WHERE TO NOW?
Well it’s been a busy month or two – I think I can safely say that.
Dad’s deteriorating health then his death. And organising the celebration of his life. All very time consuming and emotionally draining affairs.
The decision to do a presales campaign for my book. Launching it, promoting it and tying up the loose ends. All very time consuming, exciting and nerve wracking.
My “normal” life was put on hold – such as it is. And as normality starts to slowly descend upon my life once more I find myself trying to figure out what to do with my days. Where do I go now? Which of the million unfinished tasks do I leap into?
OR AM I ALLOWED TO REST FOR A WHILE?
I feel that all I ever do is rest and having been forced into an extremely sedentary lifestyle for the past six months (that stupid Achilles heel of mine), sitting on my arse day in and day out is unlikely to be conducive to good physical and mental health.
Random piece of good news – after a (very painful) shot of cortisone in and around my Achilles heel, I’m making fantastic progress. I have zero pain which is such a blessing. For six months I’ve had nothing but chronic pain from the moment my foot hit the ground each day. Now I have none whatsoever.
SO THERE’S A PIECE OF HAPPY NEWS
Now that dad is gone my anxiety has lessened – there was always that sense of wondering how he was doing and did I need to be rushing off somewhere. Always wondering how and when he was going to die. End of life stuff is pretty heartbreaking for everyone involved. And being with someone in the last days and moments of their life is an absolute privilege. Now all I have left is dad’s stuff – and there’s a lot of stuff for me to slowly sift through in the coming weeks and months. I have 40 paintings that I have to figure out where to hang.

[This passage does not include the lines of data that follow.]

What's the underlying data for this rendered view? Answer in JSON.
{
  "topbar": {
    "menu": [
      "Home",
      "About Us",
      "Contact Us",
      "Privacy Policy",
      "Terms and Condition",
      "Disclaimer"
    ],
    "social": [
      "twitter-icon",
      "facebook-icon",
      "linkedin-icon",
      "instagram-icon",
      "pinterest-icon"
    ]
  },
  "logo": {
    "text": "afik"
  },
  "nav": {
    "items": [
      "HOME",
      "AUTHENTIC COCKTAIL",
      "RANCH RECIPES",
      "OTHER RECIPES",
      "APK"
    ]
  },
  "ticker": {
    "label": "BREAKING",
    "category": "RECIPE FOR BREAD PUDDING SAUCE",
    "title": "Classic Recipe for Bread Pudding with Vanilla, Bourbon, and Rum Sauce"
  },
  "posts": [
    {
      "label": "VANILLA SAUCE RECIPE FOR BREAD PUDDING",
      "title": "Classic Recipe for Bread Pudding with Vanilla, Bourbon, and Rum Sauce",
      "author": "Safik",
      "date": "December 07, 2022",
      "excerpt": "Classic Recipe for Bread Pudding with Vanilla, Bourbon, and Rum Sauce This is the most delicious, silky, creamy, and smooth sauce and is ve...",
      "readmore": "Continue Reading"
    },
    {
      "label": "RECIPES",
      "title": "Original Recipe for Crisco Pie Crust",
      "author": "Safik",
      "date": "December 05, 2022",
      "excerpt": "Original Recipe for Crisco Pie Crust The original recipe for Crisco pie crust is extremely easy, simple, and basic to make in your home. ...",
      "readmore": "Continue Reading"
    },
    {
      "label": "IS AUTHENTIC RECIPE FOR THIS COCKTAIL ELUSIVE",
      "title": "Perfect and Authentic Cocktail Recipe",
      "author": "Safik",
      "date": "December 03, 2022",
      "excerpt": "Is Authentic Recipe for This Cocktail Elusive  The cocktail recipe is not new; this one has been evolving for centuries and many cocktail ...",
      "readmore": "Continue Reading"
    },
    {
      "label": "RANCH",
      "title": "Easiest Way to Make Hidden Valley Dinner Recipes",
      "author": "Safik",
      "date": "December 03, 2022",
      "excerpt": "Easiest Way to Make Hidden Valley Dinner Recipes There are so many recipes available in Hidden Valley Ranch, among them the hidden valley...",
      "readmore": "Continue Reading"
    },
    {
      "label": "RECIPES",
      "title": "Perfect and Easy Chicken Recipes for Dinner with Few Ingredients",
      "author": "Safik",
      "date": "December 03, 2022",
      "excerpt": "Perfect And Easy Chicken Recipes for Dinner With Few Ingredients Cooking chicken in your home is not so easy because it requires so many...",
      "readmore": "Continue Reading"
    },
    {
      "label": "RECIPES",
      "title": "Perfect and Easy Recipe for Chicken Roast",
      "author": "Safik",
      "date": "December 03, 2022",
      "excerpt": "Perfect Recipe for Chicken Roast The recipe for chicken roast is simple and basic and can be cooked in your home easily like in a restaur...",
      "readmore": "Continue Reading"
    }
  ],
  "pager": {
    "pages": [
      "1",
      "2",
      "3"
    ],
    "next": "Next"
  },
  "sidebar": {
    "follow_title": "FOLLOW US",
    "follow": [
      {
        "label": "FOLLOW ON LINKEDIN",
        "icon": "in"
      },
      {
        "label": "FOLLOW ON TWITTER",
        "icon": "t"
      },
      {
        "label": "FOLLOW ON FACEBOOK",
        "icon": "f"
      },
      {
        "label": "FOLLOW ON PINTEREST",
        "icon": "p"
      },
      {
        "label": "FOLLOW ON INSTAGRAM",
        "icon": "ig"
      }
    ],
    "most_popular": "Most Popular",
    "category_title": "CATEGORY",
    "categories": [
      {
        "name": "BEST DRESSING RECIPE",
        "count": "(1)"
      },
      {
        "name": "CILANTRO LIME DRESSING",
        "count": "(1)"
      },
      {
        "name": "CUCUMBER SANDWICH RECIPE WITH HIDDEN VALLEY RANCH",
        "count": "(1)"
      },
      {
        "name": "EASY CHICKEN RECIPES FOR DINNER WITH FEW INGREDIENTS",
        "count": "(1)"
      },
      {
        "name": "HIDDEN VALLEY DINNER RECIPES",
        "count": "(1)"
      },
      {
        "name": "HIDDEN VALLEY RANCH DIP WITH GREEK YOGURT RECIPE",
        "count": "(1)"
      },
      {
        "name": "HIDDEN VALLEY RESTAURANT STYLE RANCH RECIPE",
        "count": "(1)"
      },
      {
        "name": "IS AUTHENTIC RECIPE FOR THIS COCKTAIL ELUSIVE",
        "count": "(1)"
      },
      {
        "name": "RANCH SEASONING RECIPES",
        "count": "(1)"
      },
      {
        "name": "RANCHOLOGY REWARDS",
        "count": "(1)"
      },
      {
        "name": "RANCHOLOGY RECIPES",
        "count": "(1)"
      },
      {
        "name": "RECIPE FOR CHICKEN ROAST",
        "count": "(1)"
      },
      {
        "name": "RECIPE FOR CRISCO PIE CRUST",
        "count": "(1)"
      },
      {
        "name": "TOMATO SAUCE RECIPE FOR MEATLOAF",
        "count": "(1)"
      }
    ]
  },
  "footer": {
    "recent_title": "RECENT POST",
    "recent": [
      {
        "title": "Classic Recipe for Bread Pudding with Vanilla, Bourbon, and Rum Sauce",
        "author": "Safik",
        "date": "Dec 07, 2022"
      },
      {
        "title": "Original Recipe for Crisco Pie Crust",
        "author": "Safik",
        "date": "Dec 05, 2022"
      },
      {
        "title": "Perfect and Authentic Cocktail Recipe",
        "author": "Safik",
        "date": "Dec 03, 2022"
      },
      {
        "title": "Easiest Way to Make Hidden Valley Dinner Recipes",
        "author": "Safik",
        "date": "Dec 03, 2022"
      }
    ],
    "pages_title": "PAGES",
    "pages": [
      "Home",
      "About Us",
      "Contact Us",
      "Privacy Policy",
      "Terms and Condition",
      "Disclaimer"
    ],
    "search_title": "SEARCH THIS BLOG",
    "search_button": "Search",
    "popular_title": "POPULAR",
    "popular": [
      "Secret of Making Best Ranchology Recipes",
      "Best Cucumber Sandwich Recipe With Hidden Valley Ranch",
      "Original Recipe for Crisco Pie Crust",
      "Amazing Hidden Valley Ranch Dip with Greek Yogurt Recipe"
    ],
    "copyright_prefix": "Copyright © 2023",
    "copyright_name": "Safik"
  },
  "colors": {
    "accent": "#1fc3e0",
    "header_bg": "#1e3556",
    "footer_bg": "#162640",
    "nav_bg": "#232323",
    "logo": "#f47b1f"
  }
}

And my book? Well that is now my big, big focus. The presales campaign is over. 142 amazing people saw a snippet and elected to support me by paying for a book that isn’t even published yet. I cannot express my gratitude enough. I now have the enormous and completely overwhelming task of figuring out which publisher to choose and what steps to take next.
I HAVE BEEN DILIGENTLY WRITING LISTS
Over the next week, I will finalise which publisher to go with then sign up for the nitty-gritty of the next stage of the process. There are graphic design and copyediting to be done. Decisions on typesetting and layout. Finalising of chapter headings (I was never totally happy with them). Do I keep the same title? Go for something shorter? Change the cover design completely or go with the image that people have supported already?
I have never published a book before. It’s all very, very foreign and I was much happier tucked away on Bruny Island, penning the memoir. That was a safe space to inhabit. A long and tiring space but still – one I understood. Now I’m inhabiting a foreign world.
And what about all the other projects on hold? This blog that I used to write in on a daily basis. My writing for the restless legs syndrome and insomnia pages. Looking for other work. Finishing the legacy writing that I started.
INSTEAD I’M ADDICTED TO A STUPID IPHONE GAME
There’s nothing like sitting down and farming chickens and wheat to distract yourself from life’s problems. My eating disorder behaviours are being kept at bay by trading corn with my cyberspace neighbours. I feel like I’ve slipped a little in mental health recovery. But there’s no time like the present – and a public declaration – to start making some more positive changes.
Sure, I still feel waves of grief come over me when I think of my lost family – mother, father, brother, sister. The pressure of how to take the next steps for publication weigh me down on a daily basis. But this is life. Nothing special or unique about mine. Loading pixellated cargo ships with crates of woolly chaps does me no favours. It was a nice mental break but now I need routine.
IT’S TIME TO REINSTATE MY FOOD PLAN
When eating slips, it’s my go-to fall back position. And the primary rule of my food plan is no compensatory behaviours. I am proud to say I have not indulged in compensatory eating behaviours (restriction, purging, exercising) for… I have no idea how long. More than six months. I have not indulged in self-harm for the same period of time. I’ve made a lot of changes and I feel so mentally strong. But strong is not perfect. I think part of my recovery process is identifying the slippery slopes and getting off them.
I’m at the top of a slippery slope and it’s time to dig my heels in. So this random post is about me muddling through the never-ending chaos inside my head and figuring out what’s next. Where do I go now? Watch this space.